O texto afirma que a sustentabilidade é um dos “pilares fundamentais” do negócio da LHG Mining, que teria o compromisso de implantar filtragem de rejeitos para “eliminar a necessidade de barragem” e que a empresa opera com uma taxa de recirculação de água de 65%, com a expectativa de chegar a 90% de recirculação em 2024. Além disso, a mineradora quer fazer todo o processamento do minério a seco, sendo que atualmente a água é utilizada na lavagem de 20% da produção.
A principal barragem herdada da MCR pela LHG é a Gregório, com capacidade para 9,3 milhões de metros cúbicos de rejeitos (atualmente com 5,1 milhões armazenados), 34,8 metros de altura atual e dano potencial associado alto, com pessoas vivendo nas imediações da barragem e impacto ambiental e socioeconômico alto em caso de rompimento, de acordo com dados da Agência Nacional de Mineração. O método de construção da barragem, porém, foi por linha de centro, mais seguro que o método a montante usado em Mariana e Brumadinho, os dois maiores rompimentos registrados pelo Brasil.
Operações do BNDES com a JBS no passado causaram polêmica
Operações do BNDES com outra empresa do grupo J&F, a já citada JBS, causaram polêmica no passado.
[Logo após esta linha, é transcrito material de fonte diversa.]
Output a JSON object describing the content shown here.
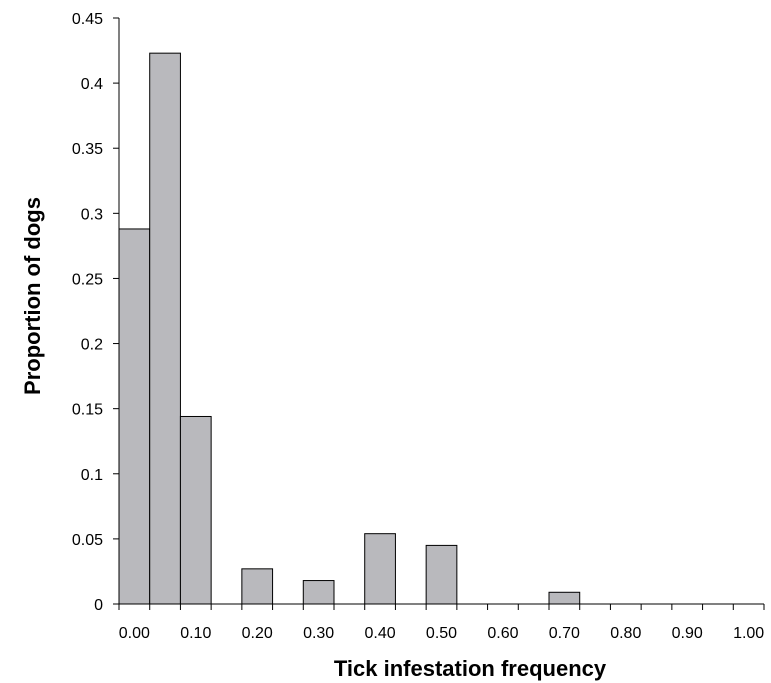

O Tribunal de Contas da União chegou a julgar, em abril deste ano, três processos envolvendo operações de crédito e de mercado de capitais entre 2005 e 2014 feitas pelo BNDES com a JBS que permitiram à JBS comprar a Swift, a Bertin e ainda adquirir ações da Pilgrim’s.
No fim, por maioria, o TCU decidiu que as operações não causaram dano e não envolveu atos irregulares. As operações, pelo contrário, teriam gerado resultado positivo de R$ 16,5 bilhões para o BNDES.
No total, o Grupo J&F – que inclui as empresas JBS e Eldorado Celulose, entre outras – recebeu, apenas no período entre 2003 e 2017, desembolsos do BNDES no valor total de R$ 17,6 bilhões, equivalente a R$ 31,2 bilhões em valores atualizados, ficando atrás de Petrobrás, Embraer, grupo Odebrecht e Oi.
O BNDES mantém participação acionária na JBS e pode fazer nova oferta ao mercado em breve.